Sur un tempo plus rapide, la langoureuse guitare de Bridges arrive en toute sérénité sur Details, titre des plus mélancoliques, où le chanteur dépeint l’anxiété qui l’habite à l’idée que sa partenaire puisse trouver quelqu’un d’autre que lui. Il tente de lui rappeler toutes ces petites choses, ces gestes et ces mots qui font de lui le partenaire idéal. Une fois de plus, Bridges nous dévoile un peu plus de son intimité, une catharsis que l’on peut retrouver dans son bouleversant Why don’t You Touch Me. La plume de Bridges y décrit la brutalité avec laquelle certaines relations peuvent se dégrader, la passion des débuts se voyant rongée au fil du temps, ne laissant que des souvenirs néfastes. En pleine remise en question, Bridges s’interroge alors sur ce qu’il aurait pu faire pour éviter ce désastre sentimental.

Can you be honest, is you just running out of thrills?
‘Cause every time you put me second, yeah
Girl, make me feel wanted, don’t leave me out here unfulfilled
‘Cause we’re slowly gettin’ disconnected, yeah

Avec Sweeter, révélé en juin 2020 après le meurtre de George Floyd, Bridges s’écarte de son romantisme habituel pour parler du deuil avec une élégance indescriptible.
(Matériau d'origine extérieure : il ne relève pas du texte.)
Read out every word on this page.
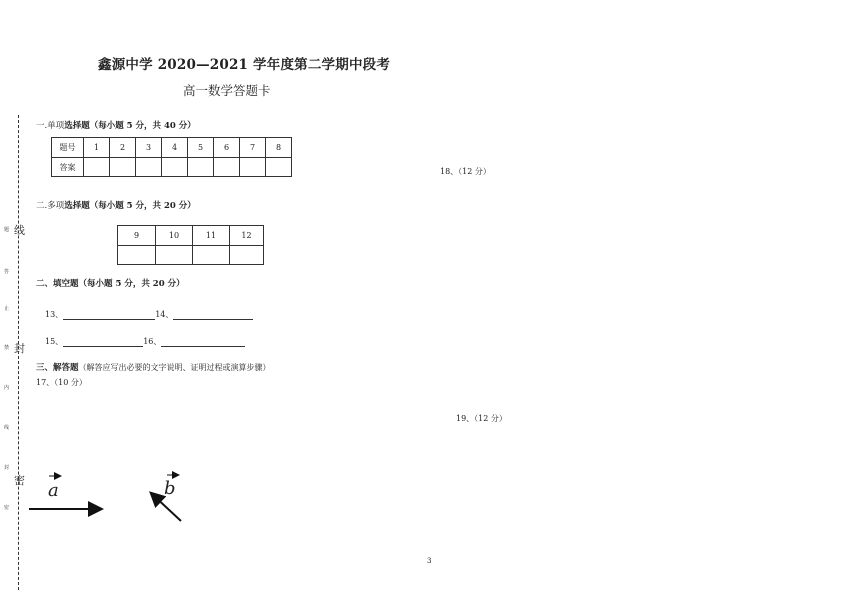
鑫源中学 2020—2021 学年度第二学期中段考
高一数学答题卡
题 线
答
止
禁 封
内
线
封
密
密
一.单项选择题（每小题 5 分，共 40 分）
题号	1	2	3	4	5	6	7	8
答案									18、（12 分）
二.多项选择题（每小题 5 分，共 20 分）
9	10	11	12

二、填空题（每小题 5 分，共 20 分）
13、	14、
15、	16、
三、解答题（解答应写出必要的文字说明、证明过程或演算步骤）
17、（10 分）
19、（12 分）
a	b
3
Le narrateur de Sweeter est alors le défunt de l’histoire, accompagné de sa famille s’accablant de la situation. “I thought we moved on from the darker days” chante-t-il sur fond de beat crépitant et de l’éloquent saxophone de Terrace Martin. Un hymne de résistance qui amène l’auditeur vers la fin de l’aventure Gold-Diggers Sound, que Bridges vient clôturer en beauté avec son sublime Blue Mesas. Dans la lancée de Sweeter, l’artiste se détourne de ses peines et de ses joies sentimentales pour nous parler de sa longue dépression. Un titre autant intime qu’est éblouissant qui vient fermer les portes de ce nouveau chapitre qu’est Gold-Diggers Sound.

 

Et si la seule chose que l’on pourrait lui reprocher est sa courte durée – moins de quarante minutes -, Gold-Diggers Sound reste un album profondément remarquable. Un troisième album qui marque indiscutablement la renaissance d’un Leon Bridges rempli d’assurance et de sincérité. Une libération personnelle et musicale qui se ressent au fil de ces nouvelles histoires. Avec un ton plus intime et vulnérable, Bridges aborde ses sujets habituels et les sublime en toute simplicité.

Cet album reflète le sentiment de libération que j’ai eu en faisant ce que moi, je voulais.

Un plaisir de courte durée certes, mais qui nous transporte en un rien de temps dans ce voyage musical qu’est Gold-Diggers Sound. Après des années d’expérimentations et de tâtonnements, Leon Bridges n’a plus peur de s’exposer, de faire ce qu’il aime, et qu’est-ce que ça fait du bien.